A segunda testemunha a falar, Thiago, participava há seis meses da Massa Crítica quando ocorreu o atropelamento. Em seu depoimento, Thiago disse que viu Neis “muito alterado, muito bravo” com os ciclistas desde o início do passeio, no Largo Zumbi dos Palmares. Antes de chegar ao cruzamento das ruas José do Patrocínio e República, onde o fato ocorreu, ele teria testemunhado o motorista encostando o carro contra as rodas de uma bicicleta, o que gerou uma discussão breve entre ele e os ciclistas.

Antes do início da audiência, o promotor Eugênio Paes Amorim falou rapidamente com a imprensa. Amorim ressaltou que foi o réu deu início à “violência” e disse que pretende pedir pena de 25 anos em regime fechado para ele.

Já a defesa, durante os depoimentos, tentou chamar atenção para o fato de que a Massa Crítica não teria autorização de órgãos de trânsito para a mobilização e sobre outros conflitos entre ciclistas participando do movimento e motoristas. Das cinco testemunhas que a defesa pretendia trazer, três desistiram, uma delas era um taxista que teria sido agredido por ciclistas.

Naian Sader/Especial
Protesto em 2011, quando Ricardo Neis foi ouvido | Naian Sader/Especial

Cinco anos depois, situação piorou, segundo vítima 

Durante os depoimentos, Eduardo Iglesias mencionou também como o episódio envolvendo Neis transformou a própria Massa Crítica. O movimento espontâneo, horizontal, que pretendia chamar atenção para a bicicleta como alternativa dentro das cidades, teria passado de 250 para 1.500 participantes logo após o acidente. Segundo ele, isso atraiu pessoas “que não entenderam como funcionava” a Massa.

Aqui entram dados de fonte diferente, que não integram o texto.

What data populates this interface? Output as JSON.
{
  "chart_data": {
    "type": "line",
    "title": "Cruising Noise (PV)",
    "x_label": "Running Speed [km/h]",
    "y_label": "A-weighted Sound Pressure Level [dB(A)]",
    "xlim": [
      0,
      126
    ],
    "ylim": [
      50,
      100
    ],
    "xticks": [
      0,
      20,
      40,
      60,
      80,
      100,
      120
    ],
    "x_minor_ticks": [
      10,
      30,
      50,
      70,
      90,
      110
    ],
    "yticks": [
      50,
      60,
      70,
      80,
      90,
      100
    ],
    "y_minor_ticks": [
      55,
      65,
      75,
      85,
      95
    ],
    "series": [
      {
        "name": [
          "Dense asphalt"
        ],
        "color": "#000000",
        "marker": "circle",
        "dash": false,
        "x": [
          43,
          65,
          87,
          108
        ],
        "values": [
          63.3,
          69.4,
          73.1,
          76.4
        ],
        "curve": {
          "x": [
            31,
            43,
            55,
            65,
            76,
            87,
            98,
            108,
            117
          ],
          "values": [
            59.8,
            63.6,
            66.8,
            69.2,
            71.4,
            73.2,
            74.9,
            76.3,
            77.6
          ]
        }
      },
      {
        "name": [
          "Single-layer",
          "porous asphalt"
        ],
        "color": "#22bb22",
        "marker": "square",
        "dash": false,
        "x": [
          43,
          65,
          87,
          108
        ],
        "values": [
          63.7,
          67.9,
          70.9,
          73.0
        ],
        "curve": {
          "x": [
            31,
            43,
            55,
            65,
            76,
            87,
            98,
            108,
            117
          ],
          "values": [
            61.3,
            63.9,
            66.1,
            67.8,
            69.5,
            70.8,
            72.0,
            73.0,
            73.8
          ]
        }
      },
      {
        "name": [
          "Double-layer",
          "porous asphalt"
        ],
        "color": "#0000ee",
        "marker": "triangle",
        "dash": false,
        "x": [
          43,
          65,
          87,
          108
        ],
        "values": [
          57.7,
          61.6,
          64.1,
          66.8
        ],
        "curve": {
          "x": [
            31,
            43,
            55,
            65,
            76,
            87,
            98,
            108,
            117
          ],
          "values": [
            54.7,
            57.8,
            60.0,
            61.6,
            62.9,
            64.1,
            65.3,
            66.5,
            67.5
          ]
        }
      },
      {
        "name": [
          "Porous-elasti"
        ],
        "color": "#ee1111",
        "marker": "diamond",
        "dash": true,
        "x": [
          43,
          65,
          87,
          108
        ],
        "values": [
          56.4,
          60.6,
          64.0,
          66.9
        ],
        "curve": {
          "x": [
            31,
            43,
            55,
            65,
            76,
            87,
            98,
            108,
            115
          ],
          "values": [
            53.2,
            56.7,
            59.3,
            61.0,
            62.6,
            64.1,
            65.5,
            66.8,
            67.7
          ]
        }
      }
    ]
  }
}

A imprensa também teria ajudado a inflar a opinião contra os ciclistas. Apesar do caso ter despertado interesse internacional – já que era um ataque inédito contra um movimento que existe em diversos países – um jornal de grande circulação local usou uma foto dos ciclistas erguendo bicicletas sobre as cabeças para dizer que eles estavam ameaçando os carros.

“O justo vai ser o que o juiz decidir. Acho que tem que ser dado um recado para a sociedade. Hoje, o trânsito de Porto Alegre é extremamente feroz, os motoristas têm essa sensação de impunidade. Se o julgamento vier a punir o Ricardo Neis e isso refletir na sociedade, acho que é válido”, diz Eduardo.

Embora os casos de acidentes envolvendo ciclistas tenham caído nos últimos anos, para quem anda nas ruas a situação não parece ter mudado tanto assim.

A rua José do Patrocínio, onde o acidente ocorreu, por exemplo, não possuía ciclovia. O que não mudou em nada a segurança de ciclistas, segundo Eduardo. “[A situação] piorou muito. As ciclovias não resolvem absolutamente nada, porque as ciclovias de Porto Alegre começam em lugar nenhum e dão em lugar nenhum. Elas não servem para mobilidade urbana”, afirmou ele.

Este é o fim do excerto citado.